The background to this is that a Guangzhou, China-headquartered retail giant pushes for establishing a European air hub for imported commodities ordered electronically by private consumers. The choice fell on Liege Airport with LCA jumping on board as local partner, responsible for de-consolidating the shipments after their arrival and handing them over to distributers like DPD, GLS, DHL Express, Postal Services or other delivery companies covering the last mile in the fastest possible way. “The Chinese investor was looking for a reliable partner that provides the entire range of services from the arrival of an aircraft to the delivery to the buyers,” illustrates the manager.
e-Commerce dedicated warehouse
According to Bruckmann, the physical operation will commence in August of next year, once a 10,000 square meter warehouse projected at Liege within the airport boundaries is operational. “Our Chinese partner wants us to manage the warehouse and all related services like customs clearance, trucking, and documentation, including of course all ground handling processes,” as he describes the range of duties.
Should all go according to plan, e-commerce will become a second mainstay for his enterprise and an additional earnings pillar. And not only for his company, but the airport as well.
Tapping into this fast developing market and securing a big chunk of it for LGG is entirely in line with Liege’s CEO Luc Partoune who senses an important opportunity for attracting new business and developing his site into a leading cargo airport in Europe and e-commerce throughput. “We started rather small but are meanwhile ranked the number eight in cargo within Europe by tonnage,” Luc states.
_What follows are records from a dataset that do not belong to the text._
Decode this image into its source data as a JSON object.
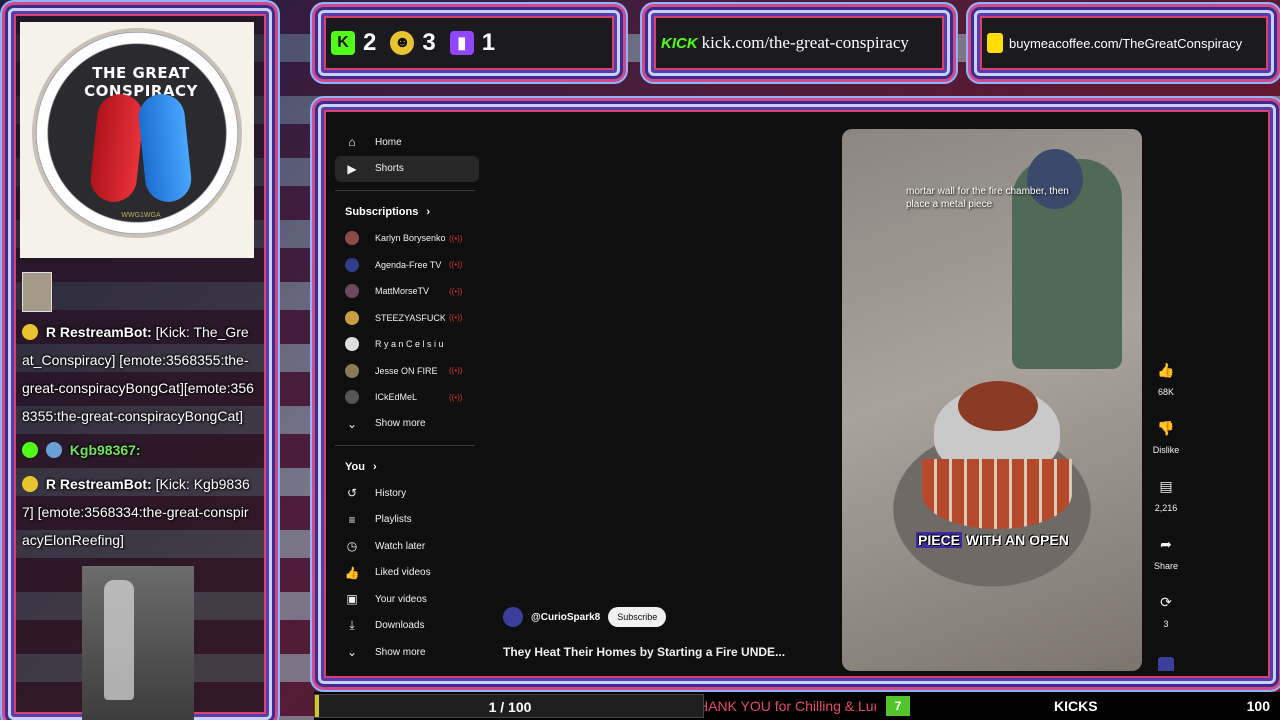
{
  "overlay": {
    "logo": {
      "title": "THE GREAT CONSPIRACY",
      "subtitle": "WWG1WGA"
    },
    "stats": [
      {
        "icon": "kick-icon",
        "glyph": "K",
        "value": "2"
      },
      {
        "icon": "rumble-icon",
        "glyph": "☻",
        "value": "3"
      },
      {
        "icon": "twitch-icon",
        "glyph": "▮",
        "value": "1"
      }
    ],
    "kick_link": {
      "logo": "KICK",
      "url": "kick.com/the-great-conspiracy"
    },
    "bmac_link": {
      "url": "buymeacoffee.com/TheGreatConspiracy"
    },
    "chat": [
      {
        "user": "R RestreamBot:",
        "text": "[Kick: The_Great_Conspiracy] [emote:3568355:the-great-conspiracyBongCat][emote:3568355:the-great-conspiracyBongCat]"
      },
      {
        "user": "Kgb98367:",
        "text": ""
      },
      {
        "user": "R RestreamBot:",
        "text": "[Kick: Kgb98367] [emote:3568334:the-great-conspiracyElonReefing]"
      }
    ],
    "bottom": {
      "progress_label": "1 / 100",
      "progress_fraction": 0.01,
      "ticker": "HANK YOU for Chilling & Lurking!",
      "kick_count": "7",
      "kick_label": "KICKS",
      "kick_goal": "100"
    },
    "colors": {
      "kick_green": "#53fc18",
      "twitch_purple": "#9146ff",
      "accent_pink": "#cf4a86"
    }
  },
  "youtube": {
    "nav": [
      {
        "label": "Home",
        "icon": "home-icon",
        "glyph": "⌂"
      },
      {
        "label": "Shorts",
        "icon": "shorts-icon",
        "glyph": "▶"
      }
    ],
    "subscriptions_header": "Subscriptions",
    "subscriptions": [
      {
        "label": "Karlyn Borysenko"
      },
      {
        "label": "Agenda-Free TV"
      },
      {
        "label": "MattMorseTV"
      },
      {
        "label": "STEEZYASFUCK"
      },
      {
        "label": "R y a n C e l s i u ..."
      },
      {
        "label": "Jesse ON FIRE"
      },
      {
        "label": "ICkEdMeL"
      }
    ],
    "show_more": "Show more",
    "you_header": "You",
    "you_items": [
      {
        "label": "History",
        "icon": "history-icon",
        "glyph": "↺"
      },
      {
        "label": "Playlists",
        "icon": "playlists-icon",
        "glyph": "≡"
      },
      {
        "label": "Watch later",
        "icon": "clock-icon",
        "glyph": "◷"
      },
      {
        "label": "Liked videos",
        "icon": "thumbs-up-icon",
        "glyph": "👍"
      },
      {
        "label": "Your videos",
        "icon": "video-icon",
        "glyph": "▣"
      },
      {
        "label": "Downloads",
        "icon": "download-icon",
        "glyph": "⤓"
      }
    ],
    "show_more_2": "Show more",
    "channel": "@CurioSpark8",
    "subscribe": "Subscribe",
    "video_title": "They Heat Their Homes by Starting a Fire UNDE...",
    "caption_top": "mortar wall for the fire chamber, then place a metal piece",
    "caption_bottom_hl": "PIECE",
    "caption_bottom_rest": " WITH AN OPEN",
    "actions": [
      {
        "label": "68K",
        "icon": "like-icon",
        "glyph": "👍"
      },
      {
        "label": "Dislike",
        "icon": "dislike-icon",
        "glyph": "👎"
      },
      {
        "label": "2,216",
        "icon": "comment-icon",
        "glyph": "▤"
      },
      {
        "label": "Share",
        "icon": "share-icon",
        "glyph": "➦"
      },
      {
        "label": "3",
        "icon": "remix-icon",
        "glyph": "⟳"
      }
    ]
  }
}
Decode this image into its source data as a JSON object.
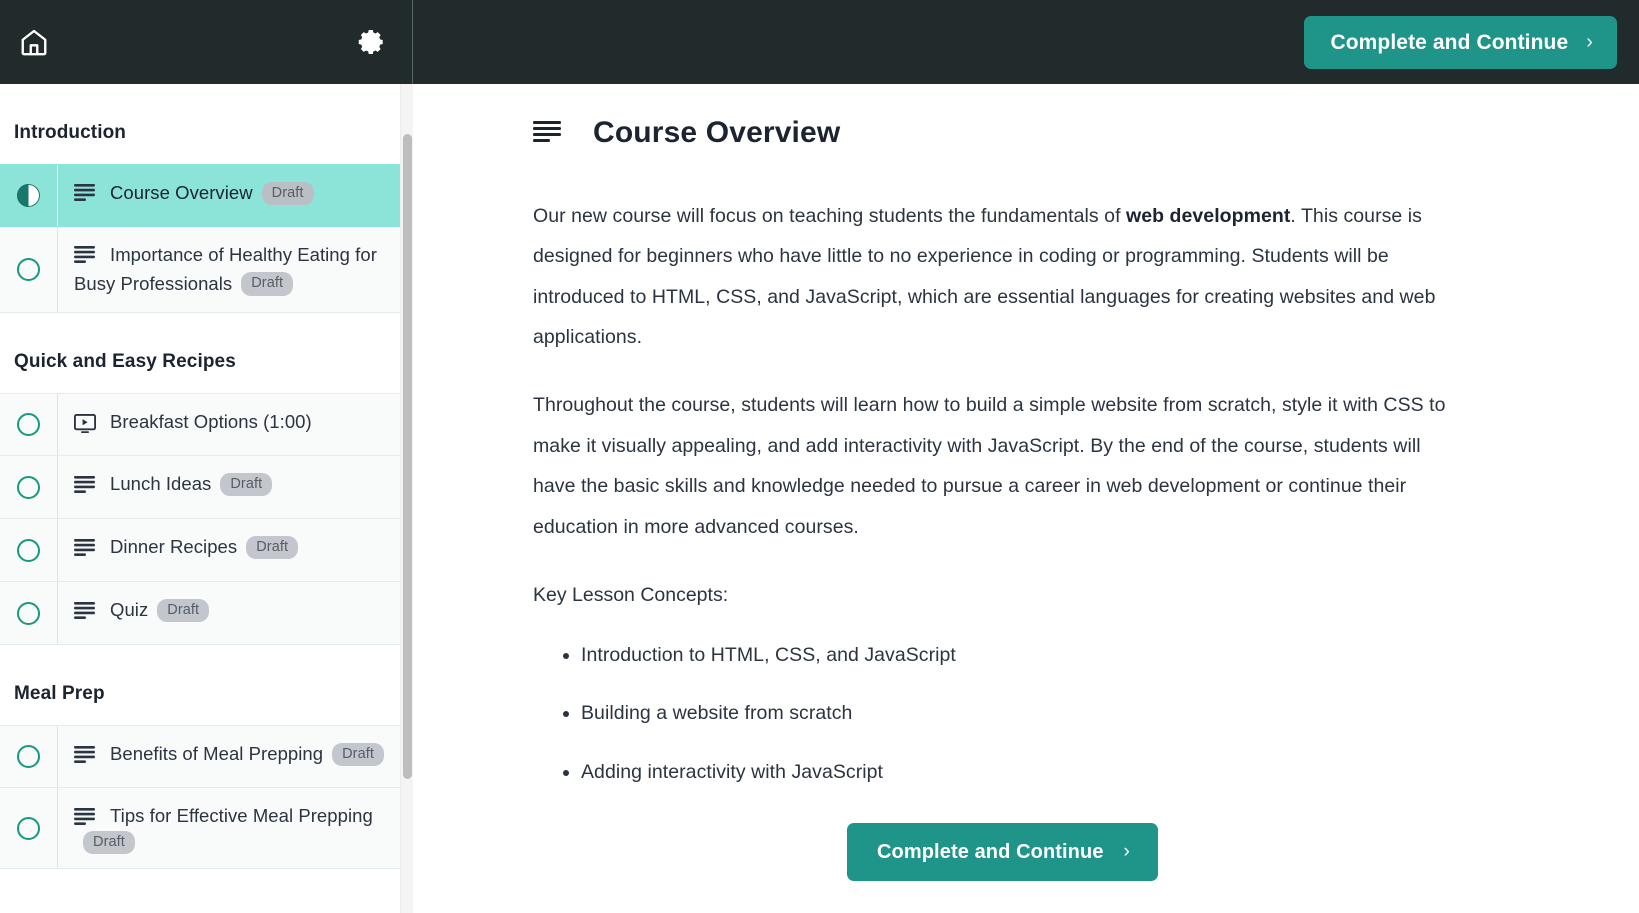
{
  "topbar": {
    "home_icon": "home-icon",
    "settings_icon": "gear-icon",
    "complete_button_label": "Complete and Continue",
    "chevron": "›"
  },
  "colors": {
    "header_bg": "#212b2b",
    "accent_teal": "#1f9488",
    "active_row_bg": "#8ce3d8",
    "circle_stroke": "#17987f",
    "badge_bg": "#c3c6cc",
    "text_dark": "#1c2331"
  },
  "sidebar": {
    "sections": [
      {
        "title": "Introduction",
        "lessons": [
          {
            "label": "Course Overview",
            "badge": "Draft",
            "icon": "text-lines-icon",
            "status": "half-circle-icon",
            "active": true
          },
          {
            "label": "Importance of Healthy Eating for Busy Professionals",
            "badge": "Draft",
            "icon": "text-lines-icon",
            "status": "circle-icon",
            "active": false
          }
        ]
      },
      {
        "title": "Quick and Easy Recipes",
        "lessons": [
          {
            "label": "Breakfast Options (1:00)",
            "badge": "",
            "icon": "video-icon",
            "status": "circle-icon",
            "active": false
          },
          {
            "label": "Lunch Ideas",
            "badge": "Draft",
            "icon": "text-lines-icon",
            "status": "circle-icon",
            "active": false
          },
          {
            "label": "Dinner Recipes",
            "badge": "Draft",
            "icon": "text-lines-icon",
            "status": "circle-icon",
            "active": false
          },
          {
            "label": "Quiz",
            "badge": "Draft",
            "icon": "text-lines-icon",
            "status": "circle-icon",
            "active": false
          }
        ]
      },
      {
        "title": "Meal Prep",
        "lessons": [
          {
            "label": "Benefits of Meal Prepping",
            "badge": "Draft",
            "icon": "text-lines-icon",
            "status": "circle-icon",
            "active": false
          },
          {
            "label": "Tips for Effective Meal Prepping",
            "badge": "Draft",
            "icon": "text-lines-icon",
            "status": "circle-icon",
            "active": false
          }
        ]
      }
    ]
  },
  "main": {
    "title": "Course Overview",
    "title_icon": "text-lines-icon",
    "paragraph1_part1": "Our new course will focus on teaching students the fundamentals of ",
    "paragraph1_bold": "web development",
    "paragraph1_part2": ". This course is designed for beginners who have little to no experience in coding or programming. Students will be introduced to HTML, CSS, and JavaScript, which are essential languages for creating websites and web applications.",
    "paragraph2": "Throughout the course, students will learn how to build a simple website from scratch, style it with CSS to make it visually appealing, and add interactivity with JavaScript. By the end of the course, students will have the basic skills and knowledge needed to pursue a career in web development or continue their education in more advanced courses.",
    "concepts_heading": "Key Lesson Concepts:",
    "concepts": [
      "Introduction to HTML, CSS, and JavaScript",
      "Building a website from scratch",
      "Adding interactivity with JavaScript"
    ],
    "complete_button_label": "Complete and Continue",
    "chevron": "›"
  }
}
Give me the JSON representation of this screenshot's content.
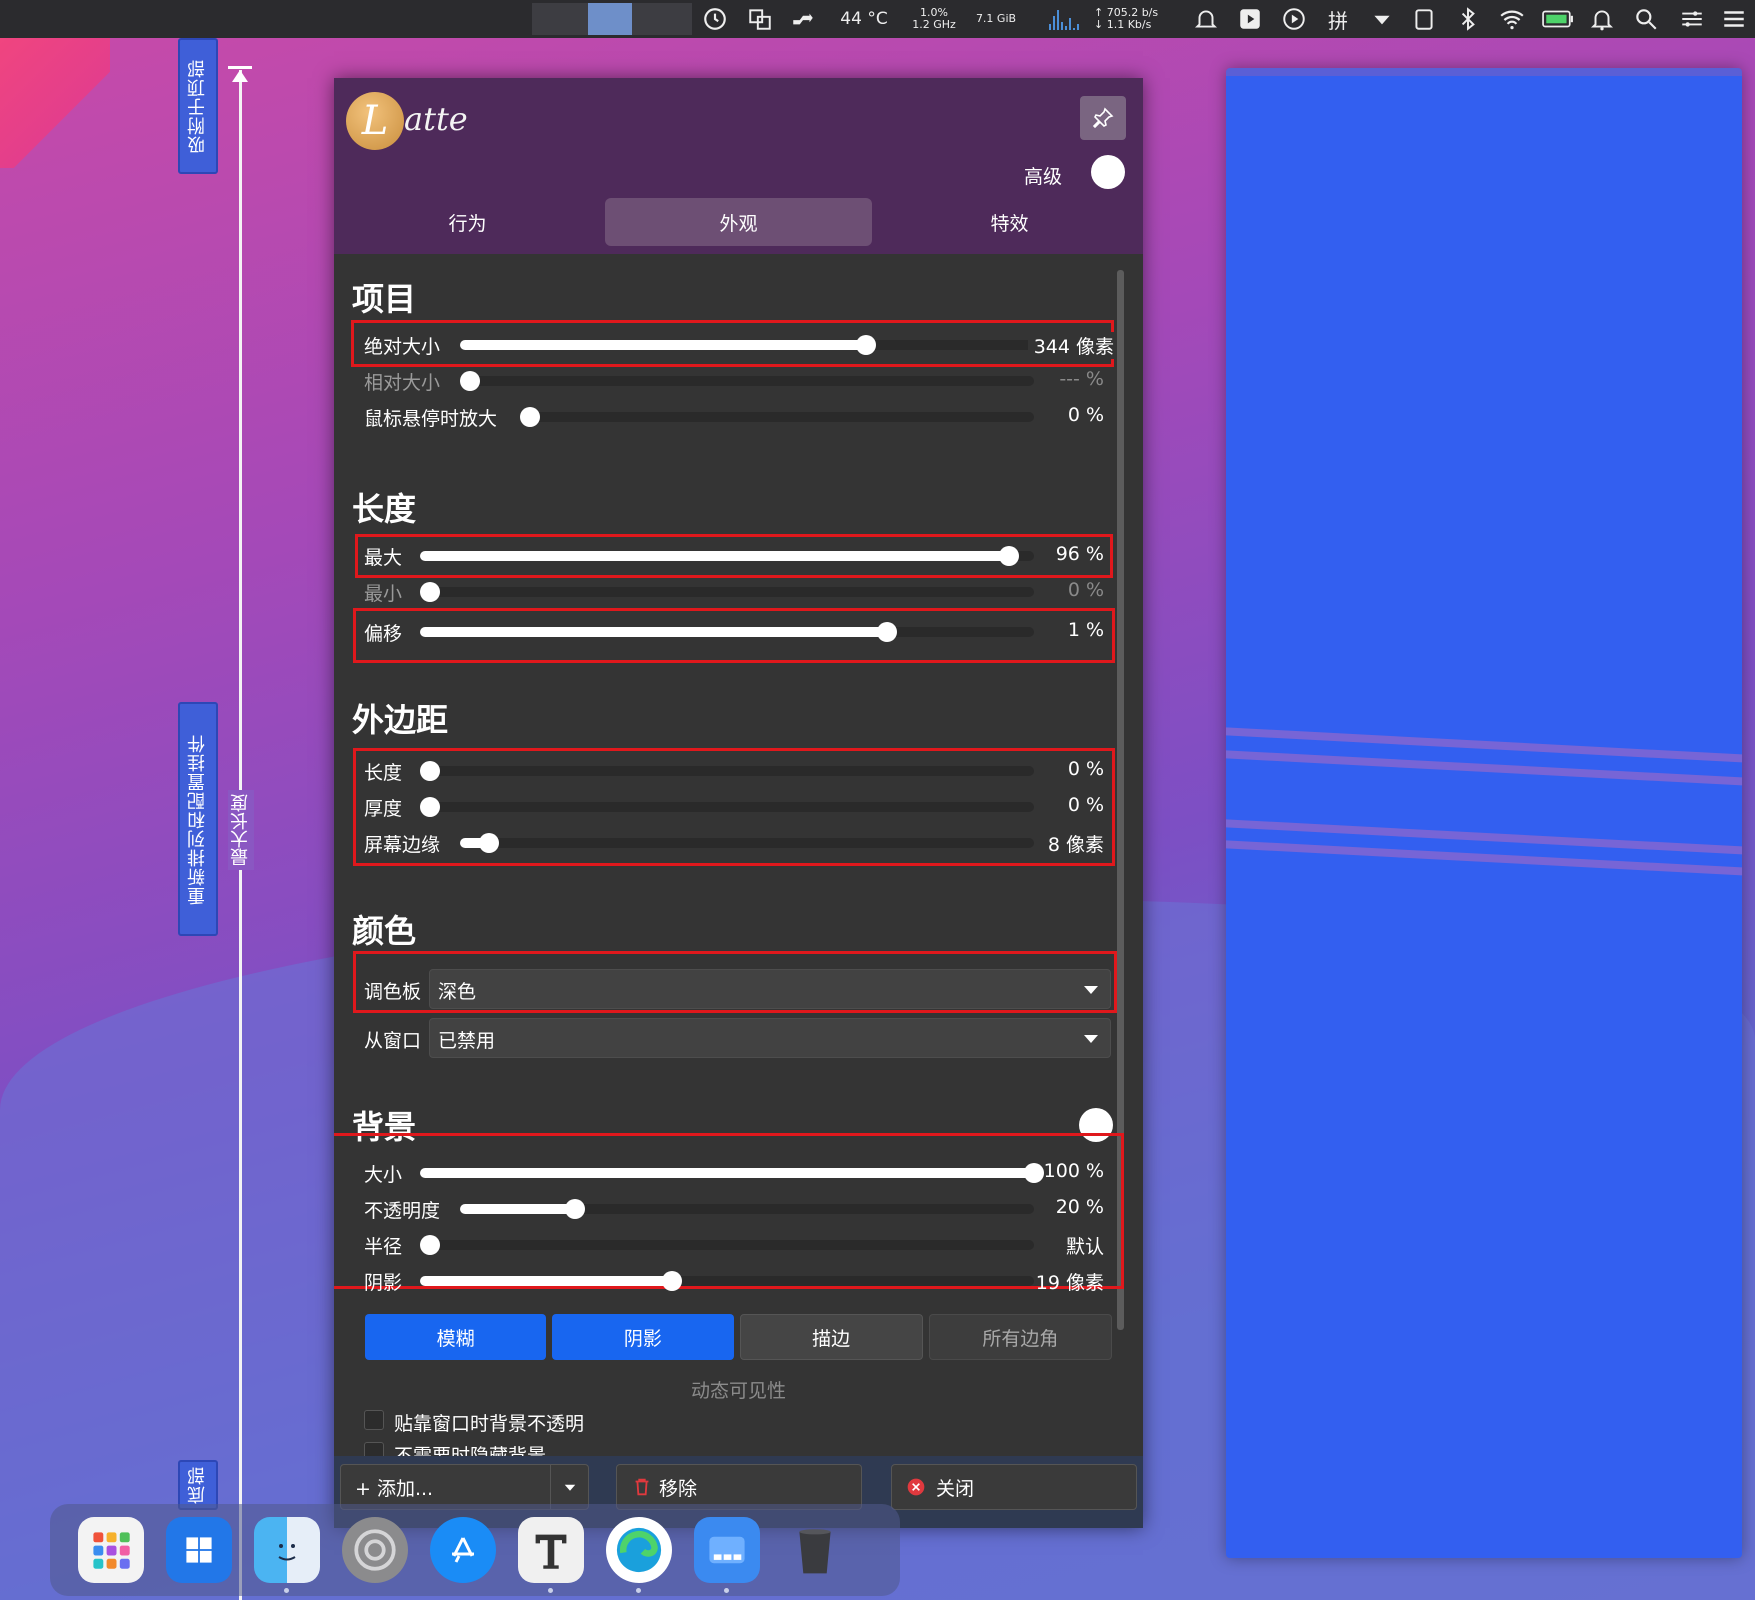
{
  "menubar": {
    "temperature": "44 °C",
    "cpu_line1": "1.0%",
    "cpu_line2": "1.2 GHz",
    "memory": "7.1 GiB",
    "net_up": "↑ 705.2 b/s",
    "net_down": "↓ 1.1 Kb/s",
    "input_method": "拼"
  },
  "edit_strip": {
    "snap_top_label": "吸附于顶部",
    "rearrange_label": "重新排列和配置挂件",
    "bottom_label": "底部",
    "ruler_label": "最大长度"
  },
  "window": {
    "logo_letter": "L",
    "logo_text": "atte",
    "advanced_label": "高级",
    "tabs": [
      {
        "label": "行为",
        "active": false
      },
      {
        "label": "外观",
        "active": true
      },
      {
        "label": "特效",
        "active": false
      }
    ]
  },
  "items_section": {
    "title": "项目",
    "absolute_size": {
      "label": "绝对大小",
      "value": "344 像素",
      "fraction": 0.63
    },
    "relative_size": {
      "label": "相对大小",
      "value": "--- %",
      "fraction": 0.0
    },
    "zoom_on_hover": {
      "label": "鼠标悬停时放大",
      "value": "0 %",
      "fraction": 0.0
    }
  },
  "length_section": {
    "title": "长度",
    "max": {
      "label": "最大",
      "value": "96 %",
      "fraction": 0.96
    },
    "min": {
      "label": "最小",
      "value": "0 %",
      "fraction": 0.0
    },
    "offset": {
      "label": "偏移",
      "value": "1 %",
      "fraction": 0.76
    }
  },
  "margins_section": {
    "title": "外边距",
    "length": {
      "label": "长度",
      "value": "0 %",
      "fraction": 0.0
    },
    "thickness": {
      "label": "厚度",
      "value": "0 %",
      "fraction": 0.0
    },
    "screen_edge": {
      "label": "屏幕边缘",
      "value": "8 像素",
      "fraction": 0.05
    }
  },
  "colors_section": {
    "title": "颜色",
    "palette": {
      "label": "调色板",
      "value": "深色"
    },
    "from_window": {
      "label": "从窗口",
      "value": "已禁用"
    }
  },
  "background_section": {
    "title": "背景",
    "size": {
      "label": "大小",
      "value": "100 %",
      "fraction": 1.0
    },
    "opacity": {
      "label": "不透明度",
      "value": "20 %",
      "fraction": 0.2
    },
    "radius": {
      "label": "半径",
      "value": "默认",
      "fraction": 0.0
    },
    "shadow": {
      "label": "阴影",
      "value": "19 像素",
      "fraction": 0.41
    },
    "buttons": [
      {
        "label": "模糊",
        "state": "on"
      },
      {
        "label": "阴影",
        "state": "on"
      },
      {
        "label": "描边",
        "state": "off"
      },
      {
        "label": "所有边角",
        "state": "disabled"
      }
    ]
  },
  "dynamic_visibility": {
    "title": "动态可见性",
    "opt1": "贴靠窗口时背景不透明",
    "opt2": "不需要时隐藏背景"
  },
  "footer": {
    "add_label": "+  添加...",
    "remove_label": "移除",
    "close_label": "关闭"
  },
  "colors": {
    "accent_button": "#1866f0",
    "header_purple": "#4e2a5a",
    "highlight_box": "#e0181c",
    "preview_blue": "#335ff0"
  }
}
Last year, LGG turned over 650,000 tons of air freight.
SOWAER plays a major role as Liege developer
This venture from small to big is supported by the regional Walloon government and predominantly the Société Wallonne des aéroports – SOWAER – that holds 25 percent in LGG, with Aeroport de Paris and a local investment funds holding the remaining shares. It was SOWAER that together with local politicians and the airport management decided to spend € 350 million to relocate dwellers living near to the airport. This way, approximately 1,200 houses and pieces of land were bought by SOWAER over the years, preventing any protests against night flight operations by neighbors. This step, taken in 1997 was visionary and became the founding stone of the Walloon airport, a former military air base as international cargo gateway. However, for those that refused to move in spite of the noise emissions created each night by TNT and other operators, SOWAER paid for additional noise protection measures, roughly 4,500 houses and buildings benefited from. Conversely, they had to commit to refrain from any legal proceedings to stop night flights or bring down operations to a minimum. States Pascale de Mieter, Commercial Manager Europe at Israeli carrier CAL Cargo Airlines: “The unrestricted night flight allowance is exactly the reason why we exited Germany years ago and switched our entire operations to Liege.”
Today, CAL has daily 747-400F flights to Tel Aviv and serves Liege-JFK also daily with B777F aircraft. In addition, their Boeing 747-400 freighters, equipped with a flip-up cargo door in the nose land twice a week in Atlanta, linking the Walloon Airport with Hartfield-Jackson International in the Georgian capital.
Germany is still CAL’s core market. “Around sixty percent of our tonnage flown out of Liege on the main decks of our freighters are generated there,” Pascale states.